Nur zwei deutschsprachige Krimiautoren finden sich bei "metro": der Österreicher Manfred Wieninger und eben Friedrich Glauser, nach dem - das sei hier auch noch angemerkt - der wohl renommierteste Preis für Kriminalliteratur im deutschen Sprachraum benannt ist: der seit 1987 verliehene und mit 5.000 Euro dotierte Glauser-Preis. Ingrid Noll hat ihn schon erhalten, ebenso Peter-Paul Zahl, aber auch Thomas Glavinic und zuletzt Lilian Faschinger für ihren Wien-Roman "Stadt der Verlierer".
Authentischen Textfassung des Autors
Zurück zu Friedrich Glauser und seinen "Wachtmeister Studer". In einer schmucken und doch einigermaßen handlichen Box liegen jetzt alle fünf Studer-Romane, sowie der Genf-Krimi "Der Tee der drei alten Damen" im Paperback vor. Basierend - und das ist auch das Besondere dabei - auf der authentischen Textfassung des Autors. Daher heißt der Erstling hier auch nicht "Wachtmeister Studer", sondern "Schlumpf Erwin Mord"; statt "Krock und Co." heißt jene Kriminalgeschichte im Appenzell jetzt "Die Speiche".

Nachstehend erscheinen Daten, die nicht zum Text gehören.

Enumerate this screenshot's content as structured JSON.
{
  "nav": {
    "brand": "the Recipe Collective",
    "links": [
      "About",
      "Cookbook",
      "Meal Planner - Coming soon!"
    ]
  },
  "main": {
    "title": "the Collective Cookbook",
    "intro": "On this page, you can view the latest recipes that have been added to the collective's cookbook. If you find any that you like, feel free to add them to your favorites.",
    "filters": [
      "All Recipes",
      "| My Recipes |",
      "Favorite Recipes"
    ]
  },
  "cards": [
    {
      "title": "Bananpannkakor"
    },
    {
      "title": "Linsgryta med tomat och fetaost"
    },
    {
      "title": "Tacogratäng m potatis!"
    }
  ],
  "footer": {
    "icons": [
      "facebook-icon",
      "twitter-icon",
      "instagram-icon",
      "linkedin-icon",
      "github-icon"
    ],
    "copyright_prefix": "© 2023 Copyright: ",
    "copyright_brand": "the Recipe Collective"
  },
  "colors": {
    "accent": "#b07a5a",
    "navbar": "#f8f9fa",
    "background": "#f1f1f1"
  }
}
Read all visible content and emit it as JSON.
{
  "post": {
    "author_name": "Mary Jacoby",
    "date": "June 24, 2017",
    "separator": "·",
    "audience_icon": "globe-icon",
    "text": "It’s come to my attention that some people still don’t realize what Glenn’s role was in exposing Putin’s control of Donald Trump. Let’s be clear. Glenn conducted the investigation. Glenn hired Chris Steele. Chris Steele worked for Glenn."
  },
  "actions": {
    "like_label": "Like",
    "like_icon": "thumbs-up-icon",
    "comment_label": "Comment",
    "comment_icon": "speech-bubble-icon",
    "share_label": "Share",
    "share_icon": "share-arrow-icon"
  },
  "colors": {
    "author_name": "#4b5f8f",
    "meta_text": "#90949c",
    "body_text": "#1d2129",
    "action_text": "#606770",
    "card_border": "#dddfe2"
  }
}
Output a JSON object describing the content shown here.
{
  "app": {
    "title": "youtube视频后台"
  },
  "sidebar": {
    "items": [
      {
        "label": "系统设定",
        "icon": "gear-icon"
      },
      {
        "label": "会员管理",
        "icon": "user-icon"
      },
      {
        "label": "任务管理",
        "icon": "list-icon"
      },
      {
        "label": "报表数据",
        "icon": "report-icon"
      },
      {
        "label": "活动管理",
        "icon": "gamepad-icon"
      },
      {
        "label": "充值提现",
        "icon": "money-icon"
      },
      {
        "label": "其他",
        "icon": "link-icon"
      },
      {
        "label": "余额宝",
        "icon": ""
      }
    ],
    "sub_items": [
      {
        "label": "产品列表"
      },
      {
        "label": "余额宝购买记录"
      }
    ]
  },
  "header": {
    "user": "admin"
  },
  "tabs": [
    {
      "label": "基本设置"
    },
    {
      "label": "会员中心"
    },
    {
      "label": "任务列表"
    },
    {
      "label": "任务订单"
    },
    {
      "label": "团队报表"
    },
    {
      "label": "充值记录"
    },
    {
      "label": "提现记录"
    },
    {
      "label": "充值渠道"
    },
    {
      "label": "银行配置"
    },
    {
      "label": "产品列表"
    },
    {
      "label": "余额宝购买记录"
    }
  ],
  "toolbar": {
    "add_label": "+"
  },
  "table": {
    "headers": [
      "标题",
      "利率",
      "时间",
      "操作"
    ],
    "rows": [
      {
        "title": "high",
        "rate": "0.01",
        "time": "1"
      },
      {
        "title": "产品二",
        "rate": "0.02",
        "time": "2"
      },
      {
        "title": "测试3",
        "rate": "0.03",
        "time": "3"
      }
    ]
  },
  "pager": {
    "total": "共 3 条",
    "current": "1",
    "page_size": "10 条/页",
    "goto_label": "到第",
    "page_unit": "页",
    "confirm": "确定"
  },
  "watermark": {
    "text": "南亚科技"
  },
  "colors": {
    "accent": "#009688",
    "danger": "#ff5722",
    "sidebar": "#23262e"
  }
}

Glauser selbst hat seine Krimis einmal "Schundromane" genannt und von sich selbst behauptet, dass er kein Autor von literarischem Rang sei, das wolle er nicht und das könne er nicht sein. Das lässt sich als nobles Understatement verstehen oder auch als Ausdruck starker Selbstzweifel. Die Wahrheit ist jedenfalls eine andere: Selten gehen Psychologie, Milieuschilderung und Kriminalhandlung eine derart gelungene und kunstvolle Verbindung ein wie in den "Wachtmeister-Studer"-Krimis.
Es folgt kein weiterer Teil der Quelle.